Microsoft brings the Edge browser to iOS and Android, hoping for cross-platform traction
Breaking down the barriers between your PC and your phone is one of the biggest goals of the Windows 10 Fall Creators Update, which launches October 17. On Thursday, Microsoft paved the way for that initiative by announcing that Windows 10’s Edge browser is coming to Android and iOS, along with a Microsoft Launcher for Android. All are designed to make shifting files and webpages between devices easy-peasy.
Edge’s absence on mobile devices has been a glaring omission for Microsoft’s browser. Beginning today, you can sign up to test Edge on iOS, with an Android version “coming soon,” Microsoft promised. You’ll need to be a Windows Insider preview tester, though.

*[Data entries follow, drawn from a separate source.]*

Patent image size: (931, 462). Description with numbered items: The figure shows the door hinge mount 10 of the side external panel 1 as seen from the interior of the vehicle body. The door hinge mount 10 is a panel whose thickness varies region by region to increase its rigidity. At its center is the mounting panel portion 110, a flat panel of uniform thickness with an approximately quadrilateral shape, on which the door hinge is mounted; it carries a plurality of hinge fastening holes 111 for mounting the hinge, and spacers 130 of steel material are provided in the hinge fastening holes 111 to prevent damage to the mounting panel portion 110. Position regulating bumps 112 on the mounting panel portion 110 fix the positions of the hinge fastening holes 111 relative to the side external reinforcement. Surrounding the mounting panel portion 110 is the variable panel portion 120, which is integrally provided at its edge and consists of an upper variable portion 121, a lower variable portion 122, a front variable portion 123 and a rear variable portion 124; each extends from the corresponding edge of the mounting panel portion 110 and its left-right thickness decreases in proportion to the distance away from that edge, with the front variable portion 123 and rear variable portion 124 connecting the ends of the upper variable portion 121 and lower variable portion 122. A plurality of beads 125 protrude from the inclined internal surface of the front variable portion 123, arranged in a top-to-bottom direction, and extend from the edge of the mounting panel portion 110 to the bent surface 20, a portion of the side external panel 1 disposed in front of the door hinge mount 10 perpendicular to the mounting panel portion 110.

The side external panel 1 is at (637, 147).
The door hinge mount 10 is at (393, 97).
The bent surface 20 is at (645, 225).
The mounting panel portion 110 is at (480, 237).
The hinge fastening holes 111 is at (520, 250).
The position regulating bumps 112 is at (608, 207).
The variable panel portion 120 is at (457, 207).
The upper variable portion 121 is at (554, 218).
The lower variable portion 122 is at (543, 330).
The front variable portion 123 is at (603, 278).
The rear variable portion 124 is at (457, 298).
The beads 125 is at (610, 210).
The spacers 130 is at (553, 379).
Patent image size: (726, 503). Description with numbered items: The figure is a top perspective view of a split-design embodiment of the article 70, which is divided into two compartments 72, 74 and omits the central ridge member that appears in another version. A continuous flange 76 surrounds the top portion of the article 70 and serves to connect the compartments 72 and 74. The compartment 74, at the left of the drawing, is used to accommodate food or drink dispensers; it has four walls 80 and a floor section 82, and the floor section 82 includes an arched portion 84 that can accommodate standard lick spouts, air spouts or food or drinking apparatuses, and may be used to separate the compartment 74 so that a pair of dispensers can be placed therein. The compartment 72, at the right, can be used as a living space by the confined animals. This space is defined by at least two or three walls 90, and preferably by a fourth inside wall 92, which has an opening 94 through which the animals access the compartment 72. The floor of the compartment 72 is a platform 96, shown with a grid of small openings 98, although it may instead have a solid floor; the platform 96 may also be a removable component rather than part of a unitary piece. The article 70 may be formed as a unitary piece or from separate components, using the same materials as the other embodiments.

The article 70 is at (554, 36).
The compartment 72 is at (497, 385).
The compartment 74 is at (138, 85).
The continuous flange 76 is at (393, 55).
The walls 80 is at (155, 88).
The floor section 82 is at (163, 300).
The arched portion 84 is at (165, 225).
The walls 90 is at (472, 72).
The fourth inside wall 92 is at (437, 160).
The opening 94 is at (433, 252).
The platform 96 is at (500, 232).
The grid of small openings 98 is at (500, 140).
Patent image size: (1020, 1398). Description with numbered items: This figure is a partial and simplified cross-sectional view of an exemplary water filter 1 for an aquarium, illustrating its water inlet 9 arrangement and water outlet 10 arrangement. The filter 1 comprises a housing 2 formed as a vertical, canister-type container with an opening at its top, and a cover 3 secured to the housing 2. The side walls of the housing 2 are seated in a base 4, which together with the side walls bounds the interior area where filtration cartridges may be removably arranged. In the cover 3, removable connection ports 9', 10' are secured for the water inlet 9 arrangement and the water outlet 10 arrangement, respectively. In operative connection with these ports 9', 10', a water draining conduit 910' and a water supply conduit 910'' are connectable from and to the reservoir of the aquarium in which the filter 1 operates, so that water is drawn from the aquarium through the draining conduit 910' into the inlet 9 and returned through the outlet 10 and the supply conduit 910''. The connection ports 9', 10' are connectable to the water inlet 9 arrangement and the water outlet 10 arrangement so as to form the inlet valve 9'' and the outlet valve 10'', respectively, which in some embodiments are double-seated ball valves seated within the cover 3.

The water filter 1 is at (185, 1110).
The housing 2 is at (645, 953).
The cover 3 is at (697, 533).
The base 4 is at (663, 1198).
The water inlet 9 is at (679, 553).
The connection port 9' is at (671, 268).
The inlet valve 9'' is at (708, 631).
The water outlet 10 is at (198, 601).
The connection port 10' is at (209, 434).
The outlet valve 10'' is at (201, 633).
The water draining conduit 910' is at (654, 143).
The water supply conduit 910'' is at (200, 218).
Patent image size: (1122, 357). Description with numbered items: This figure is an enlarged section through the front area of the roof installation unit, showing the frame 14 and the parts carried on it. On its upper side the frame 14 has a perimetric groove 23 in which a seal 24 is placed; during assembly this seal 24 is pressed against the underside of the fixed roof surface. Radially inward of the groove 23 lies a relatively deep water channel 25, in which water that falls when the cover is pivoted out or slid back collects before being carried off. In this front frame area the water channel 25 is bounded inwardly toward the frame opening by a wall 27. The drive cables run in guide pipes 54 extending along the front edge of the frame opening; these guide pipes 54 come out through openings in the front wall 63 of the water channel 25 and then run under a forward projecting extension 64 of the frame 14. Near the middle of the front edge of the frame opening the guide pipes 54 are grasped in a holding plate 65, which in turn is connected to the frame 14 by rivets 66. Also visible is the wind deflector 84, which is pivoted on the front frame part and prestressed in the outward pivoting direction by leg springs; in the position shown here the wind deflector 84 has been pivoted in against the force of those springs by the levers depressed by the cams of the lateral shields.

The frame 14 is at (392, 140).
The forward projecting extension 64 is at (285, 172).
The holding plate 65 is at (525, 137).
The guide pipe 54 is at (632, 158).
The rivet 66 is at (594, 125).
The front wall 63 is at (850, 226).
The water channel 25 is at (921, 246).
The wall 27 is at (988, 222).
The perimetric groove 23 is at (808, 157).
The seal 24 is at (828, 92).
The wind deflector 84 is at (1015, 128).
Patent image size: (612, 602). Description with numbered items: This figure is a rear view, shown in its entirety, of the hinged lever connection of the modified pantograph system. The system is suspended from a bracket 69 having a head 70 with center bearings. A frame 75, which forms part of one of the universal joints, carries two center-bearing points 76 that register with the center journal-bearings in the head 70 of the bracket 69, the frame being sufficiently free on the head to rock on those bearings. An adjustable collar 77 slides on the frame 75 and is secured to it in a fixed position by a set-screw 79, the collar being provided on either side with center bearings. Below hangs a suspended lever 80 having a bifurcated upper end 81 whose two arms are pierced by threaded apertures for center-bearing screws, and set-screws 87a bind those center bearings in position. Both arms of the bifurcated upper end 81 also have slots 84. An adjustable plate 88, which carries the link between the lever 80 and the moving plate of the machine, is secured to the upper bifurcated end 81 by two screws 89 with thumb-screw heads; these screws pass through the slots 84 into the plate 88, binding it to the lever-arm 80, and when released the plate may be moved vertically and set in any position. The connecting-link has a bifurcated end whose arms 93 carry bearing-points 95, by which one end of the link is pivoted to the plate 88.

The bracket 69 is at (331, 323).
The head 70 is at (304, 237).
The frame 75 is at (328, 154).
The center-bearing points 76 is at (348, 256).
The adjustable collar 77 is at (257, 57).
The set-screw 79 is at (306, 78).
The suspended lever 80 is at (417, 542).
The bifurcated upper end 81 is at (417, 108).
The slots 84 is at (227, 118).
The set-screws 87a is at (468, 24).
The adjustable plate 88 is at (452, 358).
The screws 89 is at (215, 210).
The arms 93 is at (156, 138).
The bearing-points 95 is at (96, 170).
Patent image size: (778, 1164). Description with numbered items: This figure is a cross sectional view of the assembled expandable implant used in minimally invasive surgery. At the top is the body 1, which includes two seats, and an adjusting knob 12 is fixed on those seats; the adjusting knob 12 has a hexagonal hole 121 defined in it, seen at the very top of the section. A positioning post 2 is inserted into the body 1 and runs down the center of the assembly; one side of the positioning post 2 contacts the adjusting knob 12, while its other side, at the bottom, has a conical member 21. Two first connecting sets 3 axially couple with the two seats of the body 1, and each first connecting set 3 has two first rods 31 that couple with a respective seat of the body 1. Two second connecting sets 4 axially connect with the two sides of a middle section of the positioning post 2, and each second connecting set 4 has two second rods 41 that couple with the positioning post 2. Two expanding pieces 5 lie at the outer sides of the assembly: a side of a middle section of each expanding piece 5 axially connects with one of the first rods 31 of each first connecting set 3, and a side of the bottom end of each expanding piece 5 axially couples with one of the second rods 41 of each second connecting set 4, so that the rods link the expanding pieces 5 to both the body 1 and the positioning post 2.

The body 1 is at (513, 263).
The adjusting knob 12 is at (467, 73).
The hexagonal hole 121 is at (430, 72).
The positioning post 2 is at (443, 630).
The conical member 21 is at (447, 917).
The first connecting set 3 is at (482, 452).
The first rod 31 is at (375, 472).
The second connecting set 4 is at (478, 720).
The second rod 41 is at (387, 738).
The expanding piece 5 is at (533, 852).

The mobile Edge browser (pictured at top) syncs with your Microsoft account, so your favorites, history, Reading List, and customized New Tab Page cross over no matter what device you’re working on. Microsoft’s announcement post doesn’t specify whether your collection of e-books from the Microsoft Store syncs as well, but we’d expect them to do so given the recent drive to turn Edge into an e-reader.
The mobile version of Edge also includes a “Continue on PC” button that pushes whatever you’re looking at over to your computer. It doesn’t sound like the mobile Edge browser syncs recent tabs like Chrome does, but this is still a solid start.
Microsoft also released a preview of the Microsoft Launcher for Android, which customizes your home screen in fine Android launcher tradition. The Microsoft Launcher lets you put icons of your friends on your Android home screen for easy connectivity, which sounds similar to the My People app coming in the Windows 10 Fall Creators Update. Swiping to the right reveals “a tailored feed of your important events, top news, recent activities, favorite people and most frequently used apps.”
Selecting recent files from that list—including documents, photos, and more—surfaces the ability to send it to your Windows 10 PC, making it an ideal companion to the mobile Edge browser if you hop from phone to PC often. Microsoft doesn’t specify where those files will appear within Windows 10 once they’re transferred, but Action Center notifications seem like a good bet. The Microsoft Launcher also bolsters the company’s cross-device efforts by pulling in info from your Microsoft Calendar.
The story behind the story: Future iterations of Windows 10 (and presumably these Microsoft mobile apps) will intertwine PC and phones even more. The Fall Creators Update was originally supposed to include a universal cloud clipboard as well as an “app timeline” that let you pick up where you left off in-app, on any Windows 10 device. Both features wound up being delayed to a future Windows update, though.